April 6, 2011
Reef Diversity No Insurance Against Human Threats
In a large collaborative analysis publishing tomorrow in the online, open access journal PLoS Biology, 55 scientists from 49 nations document that the capability of reef fish systems to produce biomass and deliver goods and services to humanity, is functionally linked to the number of species; functioning increases as biodiversity increases. However, mounting pressures from growing human populations is tampering with this functioning of the reef fish communities, especially in the most diverse reefs. The extent of this distress was shown to be widespread and likely to worsen as some 75% of the world's coral reefs are near human settlements and because most countries with coral reefs are expected to double their human populations within the next 50 to 100 years.
A two year study was initiated to collect the necessary data to determine if biodiversity influences the functioning of reef fish systems, and if so, elucidate the role of humans in such a linkage. The team collected data on the identity of species, their abundances and body sizes in almost two thousand coral reef locations worldwide. These data were then used to calculate the standing biomass of reefs, which is one of the main services reef fishes provide to humanity through food supply but can also be used as a proxy for biomass production, which is among a metric of ecosystem functioning used in previous studies. The data on diversity and standing biomass were combined with demographic data on human populations and analyzed with sophisticated statistical approaches to determine the linkages between biodiversity, functioning and people.
"Coral reefs are the most diverse ecosystem on the planet hosting thousands of species and generating goods and services through food, tourism and coastal protection to millions of people worldwide" says Enric Sala, a National Geographic fellow and coauthor of the study. "The future of coral reefs and the services they provide to a growing human population depend on how soon countries become seriously committed to regulating human threats" he adds.
Nevertheless, the study also reports that at least 25% of the world reefs remain distant from direct human effects. Those reefs are located on small and isolated areas where the habitat is too harsh for humans to live. Such isolated reefs might provide a potential source to replenish degraded reefs when solutions to the coral reef crisis can be determined.
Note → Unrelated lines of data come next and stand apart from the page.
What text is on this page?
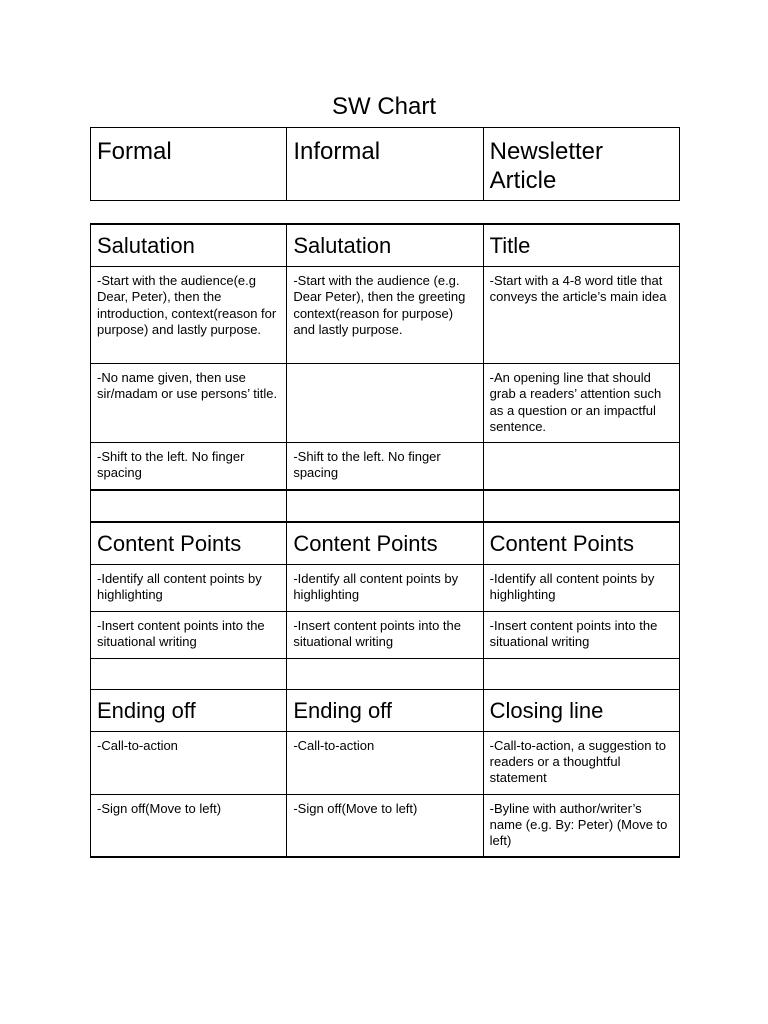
SW Chart
Formal	Informal	Newsletter Article
Salutation	Salutation	Title
-Start with the audience(e.g Dear, Peter), then the introduction, context(reason for purpose) and lastly purpose.	-Start with the audience (e.g. Dear Peter), then the greeting context(reason for purpose) and lastly purpose.	-Start with a 4-8 word title that conveys the article’s main idea
-No name given, then use sir/madam or use persons’ title.		-An opening line that should grab a readers’ attention such as a question or an impactful sentence.
-Shift to the left. No finger spacing	-Shift to the left. No finger spacing	

Content Points	Content Points	Content Points
-Identify all content points by highlighting	-Identify all content points by highlighting	-Identify all content points by highlighting
-Insert content points into the situational writing	-Insert content points into the situational writing	-Insert content points into the situational writing

Ending off	Ending off	Closing line
-Call-to-action	-Call-to-action	-Call-to-action, a suggestion to readers or a thoughtful statement
-Sign off(Move to left)	-Sign off(Move to left)	-Byline with author/writer’s name (e.g. By: Peter) (Move to left)
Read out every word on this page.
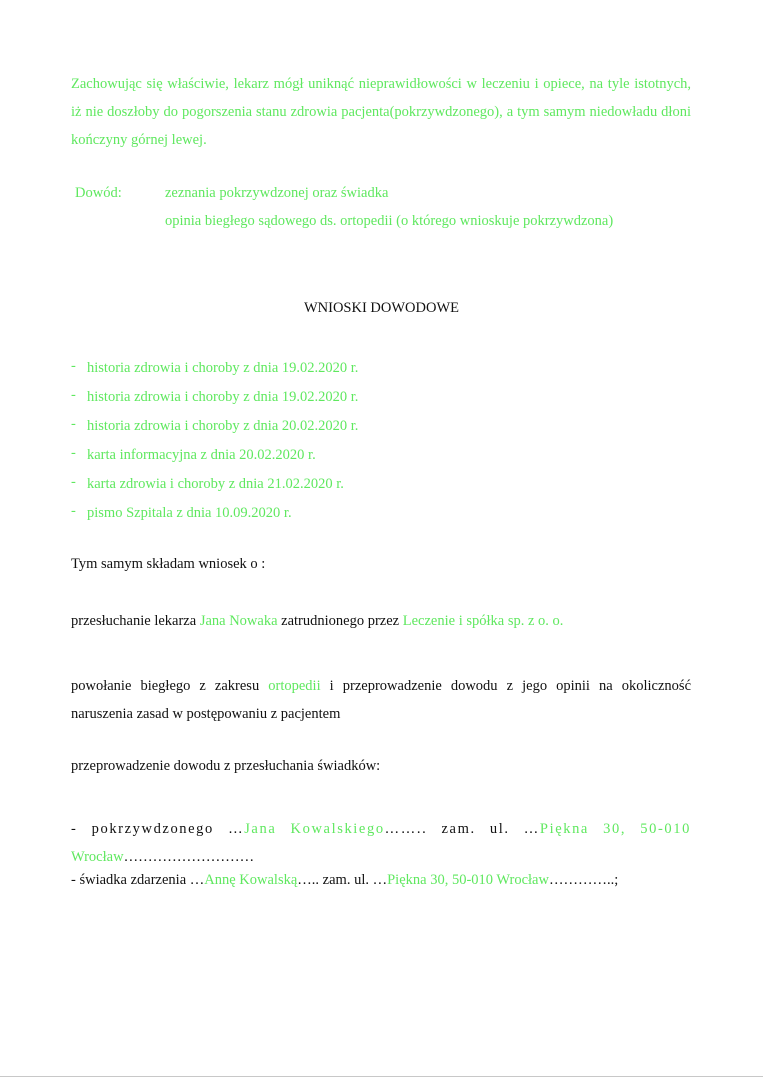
Zachowując się właściwie, lekarz mógł uniknąć nieprawidłowości w leczeniu i opiece, na tyle istotnych, iż nie doszłoby do pogorszenia stanu zdrowia pacjenta(pokrzywdzonego), a tym samym niedowładu dłoni kończyny górnej lewej.
Dowód:	zeznania pokrzywdzonej oraz świadka
opinia biegłego sądowego ds. ortopedii (o którego wnioskuje pokrzywdzona)
WNIOSKI DOWODOWE
- historia zdrowia i choroby z dnia 19.02.2020 r.
- historia zdrowia i choroby z dnia 19.02.2020 r.
- historia zdrowia i choroby z dnia 20.02.2020 r.
- karta informacyjna z dnia 20.02.2020 r.
- karta zdrowia i choroby z dnia 21.02.2020 r.
- pismo Szpitala z dnia 10.09.2020 r.
Tym samym składam wniosek o :
przesłuchanie lekarza Jana Nowaka zatrudnionego przez Leczenie i spółka sp. z o. o.
powołanie biegłego z zakresu ortopedii i przeprowadzenie dowodu z jego opinii na okoliczność
naruszenia zasad w postępowaniu z pacjentem
przeprowadzenie dowodu z przesłuchania świadków:
- pokrzywdzonego …Jana Kowalskiego…….. zam. ul. …Piękna 30, 50-010
Wrocław………………………
- świadka zdarzenia …Annę Kowalską….. zam. ul. …Piękna 30, 50-010 Wrocław…………..;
"Human overpopulation is a very sensitive topic across endeavors from science to religion and politics" says Camilo Mora at Dalhousie University and lead researcher of the study.. "Unfortunately, we find again and again that our global population cannot be sustainably supported without the deterioration of the world's natural resources and its' backlash on human welfare. Thus, identifying socially and politically acceptable solutions to curb human population growth is at the core of finding ultimate solutions for the protection of biodiversity and the prevention of unnecessary hardship."